I just read an interesting post about US versus UK English by Jill Sommer (@bonnjill on her blog Musings from an overworked translator. Jill explains why she declines requests to translate into UK English and how simply changing the spelling of certain words doesn't turn a text into UK English. The comments section for that post features a spirited discussion about how different the two "Englishes" really are.
Like Jill I am sometimes asked to translate into UK English and i generally decline. However, in technical writing at least, a somewhat hybrid form of English seems to be emerging. When I explain to clients that living in the U.S. I don't feel comfortable enough with British English to translate into that variety of English, I am sometimes told that proper UK English is not what they're looking for anyway. Rather, they want a non-country-specific "global English" with British spelling.
Well, I can (and have done) that. Such a hybrid form wouldn't work for legal texts, where not only the text, but the legal system itself needs to be translated. But in my specialty, IT, most terms were coined in the US to begin with. And frequently the translation I provide is not really - or not exclusively - intended for the UK market anyway. Rather, specifications, data sheets and similar materials are translated into English as a lingua franca. UK spelling is requested because that is the spelling most Europeans learn in school. As long as my clients are clear about the fact that my terminology and style will be based on US, not UK, English, I'm happy to run the finished translation through whichever spell checker they prefer.

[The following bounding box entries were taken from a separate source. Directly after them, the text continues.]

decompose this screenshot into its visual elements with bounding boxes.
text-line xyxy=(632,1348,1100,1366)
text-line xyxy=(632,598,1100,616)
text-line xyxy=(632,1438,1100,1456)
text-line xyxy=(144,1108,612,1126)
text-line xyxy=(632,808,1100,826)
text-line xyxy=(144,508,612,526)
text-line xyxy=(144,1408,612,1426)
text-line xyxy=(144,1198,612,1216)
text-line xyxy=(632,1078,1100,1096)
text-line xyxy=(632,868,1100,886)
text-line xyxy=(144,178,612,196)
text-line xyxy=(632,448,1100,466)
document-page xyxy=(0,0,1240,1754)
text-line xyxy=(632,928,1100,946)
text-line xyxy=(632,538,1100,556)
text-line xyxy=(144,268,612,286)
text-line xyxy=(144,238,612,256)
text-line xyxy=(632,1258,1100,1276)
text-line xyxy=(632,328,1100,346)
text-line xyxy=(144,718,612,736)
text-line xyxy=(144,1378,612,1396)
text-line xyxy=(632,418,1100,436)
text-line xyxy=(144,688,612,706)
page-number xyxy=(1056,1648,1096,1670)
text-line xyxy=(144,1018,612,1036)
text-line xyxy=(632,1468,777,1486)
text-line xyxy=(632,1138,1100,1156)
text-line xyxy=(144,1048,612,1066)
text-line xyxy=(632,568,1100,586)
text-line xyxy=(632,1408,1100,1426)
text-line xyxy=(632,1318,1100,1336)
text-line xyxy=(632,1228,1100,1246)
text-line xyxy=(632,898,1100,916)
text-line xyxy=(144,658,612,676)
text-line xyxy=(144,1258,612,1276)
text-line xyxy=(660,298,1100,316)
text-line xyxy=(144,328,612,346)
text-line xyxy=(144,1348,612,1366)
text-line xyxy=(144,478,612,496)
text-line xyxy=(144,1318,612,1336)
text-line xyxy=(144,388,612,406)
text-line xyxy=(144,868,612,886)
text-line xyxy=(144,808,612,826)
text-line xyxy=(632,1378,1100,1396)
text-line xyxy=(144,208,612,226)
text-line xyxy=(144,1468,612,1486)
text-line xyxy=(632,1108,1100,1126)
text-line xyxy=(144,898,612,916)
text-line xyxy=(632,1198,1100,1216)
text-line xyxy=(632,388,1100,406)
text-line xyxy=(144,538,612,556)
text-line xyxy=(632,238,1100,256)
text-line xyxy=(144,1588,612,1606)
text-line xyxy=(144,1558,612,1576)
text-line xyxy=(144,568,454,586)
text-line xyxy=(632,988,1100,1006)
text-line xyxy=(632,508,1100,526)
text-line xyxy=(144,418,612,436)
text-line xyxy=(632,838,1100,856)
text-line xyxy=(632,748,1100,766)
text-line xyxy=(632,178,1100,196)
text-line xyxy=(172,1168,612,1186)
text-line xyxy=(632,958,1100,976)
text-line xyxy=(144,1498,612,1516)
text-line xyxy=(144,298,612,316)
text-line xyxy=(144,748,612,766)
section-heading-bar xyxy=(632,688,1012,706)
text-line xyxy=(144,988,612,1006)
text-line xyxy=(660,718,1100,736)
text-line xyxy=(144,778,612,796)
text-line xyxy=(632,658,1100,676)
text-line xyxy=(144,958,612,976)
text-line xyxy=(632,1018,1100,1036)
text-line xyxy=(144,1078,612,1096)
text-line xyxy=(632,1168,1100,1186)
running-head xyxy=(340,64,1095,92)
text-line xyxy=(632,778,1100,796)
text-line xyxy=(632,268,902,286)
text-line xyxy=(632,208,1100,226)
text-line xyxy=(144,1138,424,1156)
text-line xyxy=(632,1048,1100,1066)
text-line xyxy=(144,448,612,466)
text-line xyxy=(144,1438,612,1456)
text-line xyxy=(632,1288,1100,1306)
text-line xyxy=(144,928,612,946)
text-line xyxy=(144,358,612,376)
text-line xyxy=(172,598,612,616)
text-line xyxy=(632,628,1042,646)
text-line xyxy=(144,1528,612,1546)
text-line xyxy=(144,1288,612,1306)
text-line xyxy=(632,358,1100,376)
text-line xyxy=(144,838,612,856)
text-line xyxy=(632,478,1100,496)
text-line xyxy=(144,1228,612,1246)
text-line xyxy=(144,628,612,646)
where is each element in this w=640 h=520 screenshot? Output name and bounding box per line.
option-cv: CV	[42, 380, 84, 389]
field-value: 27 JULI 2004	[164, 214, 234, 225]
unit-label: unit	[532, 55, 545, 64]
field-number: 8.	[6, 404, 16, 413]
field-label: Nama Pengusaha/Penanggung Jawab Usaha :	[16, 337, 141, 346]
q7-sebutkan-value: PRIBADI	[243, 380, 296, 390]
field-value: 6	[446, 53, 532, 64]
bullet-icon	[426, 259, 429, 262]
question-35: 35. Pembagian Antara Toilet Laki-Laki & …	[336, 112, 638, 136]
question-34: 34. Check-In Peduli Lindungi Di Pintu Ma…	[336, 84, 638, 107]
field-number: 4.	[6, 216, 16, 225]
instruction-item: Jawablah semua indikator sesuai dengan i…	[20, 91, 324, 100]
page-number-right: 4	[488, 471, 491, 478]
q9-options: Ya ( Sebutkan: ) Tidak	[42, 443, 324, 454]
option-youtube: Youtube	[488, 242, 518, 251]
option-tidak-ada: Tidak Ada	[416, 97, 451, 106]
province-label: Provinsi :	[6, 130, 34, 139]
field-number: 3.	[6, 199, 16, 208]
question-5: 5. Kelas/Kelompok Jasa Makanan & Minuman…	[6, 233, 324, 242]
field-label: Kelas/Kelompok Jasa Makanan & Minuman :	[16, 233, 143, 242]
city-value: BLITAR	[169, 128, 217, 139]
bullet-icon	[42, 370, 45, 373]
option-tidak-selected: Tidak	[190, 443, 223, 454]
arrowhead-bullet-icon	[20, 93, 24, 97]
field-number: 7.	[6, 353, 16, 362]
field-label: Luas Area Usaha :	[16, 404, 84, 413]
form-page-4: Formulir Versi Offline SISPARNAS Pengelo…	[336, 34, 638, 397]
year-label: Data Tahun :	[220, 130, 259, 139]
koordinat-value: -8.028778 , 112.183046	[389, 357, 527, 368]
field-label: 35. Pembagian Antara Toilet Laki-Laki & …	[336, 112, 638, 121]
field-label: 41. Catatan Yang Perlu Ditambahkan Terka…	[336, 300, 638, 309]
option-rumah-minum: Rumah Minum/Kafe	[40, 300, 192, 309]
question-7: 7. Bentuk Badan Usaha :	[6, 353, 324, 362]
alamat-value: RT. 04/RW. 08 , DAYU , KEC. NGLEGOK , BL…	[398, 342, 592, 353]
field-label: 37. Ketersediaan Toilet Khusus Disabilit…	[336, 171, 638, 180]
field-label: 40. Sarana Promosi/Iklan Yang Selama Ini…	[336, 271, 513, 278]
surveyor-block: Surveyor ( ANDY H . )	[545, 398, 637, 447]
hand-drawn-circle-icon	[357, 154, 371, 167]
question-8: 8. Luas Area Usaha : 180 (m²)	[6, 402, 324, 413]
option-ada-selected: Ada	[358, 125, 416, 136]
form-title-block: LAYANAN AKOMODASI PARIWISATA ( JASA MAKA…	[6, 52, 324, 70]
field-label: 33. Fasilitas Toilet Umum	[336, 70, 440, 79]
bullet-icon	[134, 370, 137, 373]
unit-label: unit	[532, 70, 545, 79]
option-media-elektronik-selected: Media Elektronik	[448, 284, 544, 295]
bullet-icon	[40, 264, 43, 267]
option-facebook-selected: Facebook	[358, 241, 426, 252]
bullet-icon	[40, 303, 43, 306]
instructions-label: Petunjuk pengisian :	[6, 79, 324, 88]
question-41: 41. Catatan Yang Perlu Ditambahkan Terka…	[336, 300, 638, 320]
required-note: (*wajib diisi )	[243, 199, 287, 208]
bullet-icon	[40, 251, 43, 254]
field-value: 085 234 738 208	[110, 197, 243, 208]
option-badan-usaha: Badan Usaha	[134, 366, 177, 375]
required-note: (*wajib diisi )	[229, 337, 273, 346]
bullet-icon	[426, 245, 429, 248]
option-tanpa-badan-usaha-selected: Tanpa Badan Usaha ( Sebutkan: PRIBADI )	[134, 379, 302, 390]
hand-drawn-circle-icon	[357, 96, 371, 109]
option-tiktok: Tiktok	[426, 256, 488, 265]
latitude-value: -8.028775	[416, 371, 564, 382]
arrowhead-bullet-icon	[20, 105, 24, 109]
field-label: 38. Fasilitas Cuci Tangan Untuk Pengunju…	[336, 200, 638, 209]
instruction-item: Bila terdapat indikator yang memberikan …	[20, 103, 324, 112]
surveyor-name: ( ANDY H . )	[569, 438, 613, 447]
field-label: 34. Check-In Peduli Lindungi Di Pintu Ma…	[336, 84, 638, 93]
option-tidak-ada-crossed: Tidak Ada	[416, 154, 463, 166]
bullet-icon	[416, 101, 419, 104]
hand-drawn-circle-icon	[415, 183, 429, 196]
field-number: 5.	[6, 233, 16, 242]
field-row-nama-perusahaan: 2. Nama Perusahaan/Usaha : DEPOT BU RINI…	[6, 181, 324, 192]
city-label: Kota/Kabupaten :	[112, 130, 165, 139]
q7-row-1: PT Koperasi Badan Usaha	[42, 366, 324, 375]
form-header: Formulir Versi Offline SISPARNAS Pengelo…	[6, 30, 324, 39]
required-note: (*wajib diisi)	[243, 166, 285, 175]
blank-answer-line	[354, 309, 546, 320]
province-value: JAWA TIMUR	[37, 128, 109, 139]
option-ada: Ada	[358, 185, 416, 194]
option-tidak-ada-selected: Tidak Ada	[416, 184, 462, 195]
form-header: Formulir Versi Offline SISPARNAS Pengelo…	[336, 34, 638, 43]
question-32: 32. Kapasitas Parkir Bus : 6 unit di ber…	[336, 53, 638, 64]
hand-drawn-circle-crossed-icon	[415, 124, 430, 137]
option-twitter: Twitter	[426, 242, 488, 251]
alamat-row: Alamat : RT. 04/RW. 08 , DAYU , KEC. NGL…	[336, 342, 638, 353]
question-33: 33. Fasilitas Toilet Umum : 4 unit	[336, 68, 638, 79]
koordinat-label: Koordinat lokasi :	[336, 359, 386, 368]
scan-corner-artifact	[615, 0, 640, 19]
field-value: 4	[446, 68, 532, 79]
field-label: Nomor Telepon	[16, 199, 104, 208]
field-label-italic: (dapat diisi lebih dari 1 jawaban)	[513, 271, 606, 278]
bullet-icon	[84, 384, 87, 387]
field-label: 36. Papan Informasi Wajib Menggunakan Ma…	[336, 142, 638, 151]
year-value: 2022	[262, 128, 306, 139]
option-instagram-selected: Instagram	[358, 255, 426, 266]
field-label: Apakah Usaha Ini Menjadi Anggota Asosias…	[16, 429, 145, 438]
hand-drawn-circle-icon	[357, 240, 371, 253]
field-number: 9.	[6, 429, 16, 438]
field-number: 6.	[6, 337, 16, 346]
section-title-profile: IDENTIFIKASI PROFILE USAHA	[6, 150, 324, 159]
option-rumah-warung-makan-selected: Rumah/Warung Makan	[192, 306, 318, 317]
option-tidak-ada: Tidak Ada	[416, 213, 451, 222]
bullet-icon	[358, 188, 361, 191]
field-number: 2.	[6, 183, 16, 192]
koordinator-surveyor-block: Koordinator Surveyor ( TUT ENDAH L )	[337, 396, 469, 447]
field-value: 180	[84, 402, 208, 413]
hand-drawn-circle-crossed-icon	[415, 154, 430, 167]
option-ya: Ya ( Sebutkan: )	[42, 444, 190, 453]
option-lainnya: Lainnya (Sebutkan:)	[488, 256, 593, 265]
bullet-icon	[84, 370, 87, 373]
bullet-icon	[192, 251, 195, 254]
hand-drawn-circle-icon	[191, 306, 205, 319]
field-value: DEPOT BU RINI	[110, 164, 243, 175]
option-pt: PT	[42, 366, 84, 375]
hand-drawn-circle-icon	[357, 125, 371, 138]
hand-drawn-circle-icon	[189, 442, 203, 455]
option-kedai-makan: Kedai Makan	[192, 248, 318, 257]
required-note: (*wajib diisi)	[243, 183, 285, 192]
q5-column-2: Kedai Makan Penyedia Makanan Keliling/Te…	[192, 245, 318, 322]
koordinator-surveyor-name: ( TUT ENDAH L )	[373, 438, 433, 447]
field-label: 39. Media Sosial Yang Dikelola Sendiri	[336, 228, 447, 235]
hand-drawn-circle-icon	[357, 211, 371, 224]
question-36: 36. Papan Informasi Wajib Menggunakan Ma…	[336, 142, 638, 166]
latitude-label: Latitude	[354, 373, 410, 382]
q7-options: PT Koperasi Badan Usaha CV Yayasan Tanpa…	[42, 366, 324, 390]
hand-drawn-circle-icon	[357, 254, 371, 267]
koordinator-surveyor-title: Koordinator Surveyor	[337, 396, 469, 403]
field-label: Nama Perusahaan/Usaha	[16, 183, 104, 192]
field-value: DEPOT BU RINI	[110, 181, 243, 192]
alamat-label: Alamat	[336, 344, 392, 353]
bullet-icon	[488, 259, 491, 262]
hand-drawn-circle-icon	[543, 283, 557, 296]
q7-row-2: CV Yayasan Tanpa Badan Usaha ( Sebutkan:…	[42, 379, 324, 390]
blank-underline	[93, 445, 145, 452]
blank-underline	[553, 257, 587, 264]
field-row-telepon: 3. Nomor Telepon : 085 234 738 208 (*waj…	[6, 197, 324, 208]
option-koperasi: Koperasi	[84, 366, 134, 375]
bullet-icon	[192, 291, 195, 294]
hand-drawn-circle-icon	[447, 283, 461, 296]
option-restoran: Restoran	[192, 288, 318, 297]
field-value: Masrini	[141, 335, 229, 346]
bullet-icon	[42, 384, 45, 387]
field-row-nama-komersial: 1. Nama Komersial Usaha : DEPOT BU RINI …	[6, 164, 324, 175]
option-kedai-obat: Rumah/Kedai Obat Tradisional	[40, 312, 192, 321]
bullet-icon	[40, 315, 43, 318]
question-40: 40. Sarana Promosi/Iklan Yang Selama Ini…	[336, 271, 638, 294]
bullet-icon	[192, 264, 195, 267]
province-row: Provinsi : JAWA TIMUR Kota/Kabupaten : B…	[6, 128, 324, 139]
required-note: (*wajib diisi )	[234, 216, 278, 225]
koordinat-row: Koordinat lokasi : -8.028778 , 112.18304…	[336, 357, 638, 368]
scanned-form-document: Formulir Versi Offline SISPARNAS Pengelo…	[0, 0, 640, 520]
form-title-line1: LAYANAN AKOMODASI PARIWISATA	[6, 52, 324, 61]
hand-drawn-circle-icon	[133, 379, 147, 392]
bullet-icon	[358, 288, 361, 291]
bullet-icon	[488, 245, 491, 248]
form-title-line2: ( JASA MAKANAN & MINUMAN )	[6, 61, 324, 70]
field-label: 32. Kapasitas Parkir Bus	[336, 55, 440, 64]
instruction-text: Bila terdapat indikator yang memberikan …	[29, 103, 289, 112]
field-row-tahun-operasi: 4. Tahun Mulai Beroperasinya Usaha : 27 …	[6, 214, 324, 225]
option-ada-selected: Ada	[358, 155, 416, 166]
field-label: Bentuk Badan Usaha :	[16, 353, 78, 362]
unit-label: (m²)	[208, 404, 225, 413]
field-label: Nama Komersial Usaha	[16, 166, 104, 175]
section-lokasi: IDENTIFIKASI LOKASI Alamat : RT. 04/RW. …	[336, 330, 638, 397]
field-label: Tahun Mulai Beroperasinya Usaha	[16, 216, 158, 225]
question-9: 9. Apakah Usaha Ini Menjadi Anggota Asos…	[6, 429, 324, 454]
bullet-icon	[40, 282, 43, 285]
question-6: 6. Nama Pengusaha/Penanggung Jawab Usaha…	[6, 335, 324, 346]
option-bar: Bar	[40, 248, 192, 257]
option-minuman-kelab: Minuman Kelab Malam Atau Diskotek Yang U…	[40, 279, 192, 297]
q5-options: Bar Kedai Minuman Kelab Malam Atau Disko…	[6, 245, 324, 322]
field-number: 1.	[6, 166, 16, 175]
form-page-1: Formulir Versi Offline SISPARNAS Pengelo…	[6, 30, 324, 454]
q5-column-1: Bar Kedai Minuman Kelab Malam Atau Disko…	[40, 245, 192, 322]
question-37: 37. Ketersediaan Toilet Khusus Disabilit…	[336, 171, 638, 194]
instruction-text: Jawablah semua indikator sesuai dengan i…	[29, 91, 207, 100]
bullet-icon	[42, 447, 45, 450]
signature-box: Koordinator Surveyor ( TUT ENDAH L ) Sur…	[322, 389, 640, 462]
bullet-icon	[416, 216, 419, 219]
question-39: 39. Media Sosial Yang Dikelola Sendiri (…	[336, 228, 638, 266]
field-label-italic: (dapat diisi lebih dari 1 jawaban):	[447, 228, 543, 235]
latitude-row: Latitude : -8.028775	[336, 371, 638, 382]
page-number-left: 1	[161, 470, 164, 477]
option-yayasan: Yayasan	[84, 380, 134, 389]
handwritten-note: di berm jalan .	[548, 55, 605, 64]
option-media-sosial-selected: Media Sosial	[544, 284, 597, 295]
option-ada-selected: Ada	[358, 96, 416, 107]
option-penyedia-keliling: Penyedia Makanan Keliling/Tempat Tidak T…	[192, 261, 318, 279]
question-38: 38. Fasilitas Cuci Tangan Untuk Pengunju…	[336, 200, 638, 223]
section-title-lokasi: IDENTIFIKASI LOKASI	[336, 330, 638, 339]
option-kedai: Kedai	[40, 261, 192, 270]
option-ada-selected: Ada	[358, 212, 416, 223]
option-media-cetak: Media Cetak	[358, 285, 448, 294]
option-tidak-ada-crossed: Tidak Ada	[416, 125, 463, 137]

Other clients (agencies) have said that providing a US English translation for what will eventually be delivered to a UK end client is okay because they will have a UK proofreader/editor change it to conform to British English. Conversely, I have been asked to "Americanize" a translation done by a UK translator so that it can be delivered to a US end client. If the agency knows that the editor will need to change quite a bit to adjust for the other variety of English, they won't fault the original translator for "poor quality", and everyone is happy.
So while I don't accept work that specifically calls for UK English, some of these workarounds allow us to exploit time differences across the Atlantic, as well as provide the internationalized English many end clients are really looking for.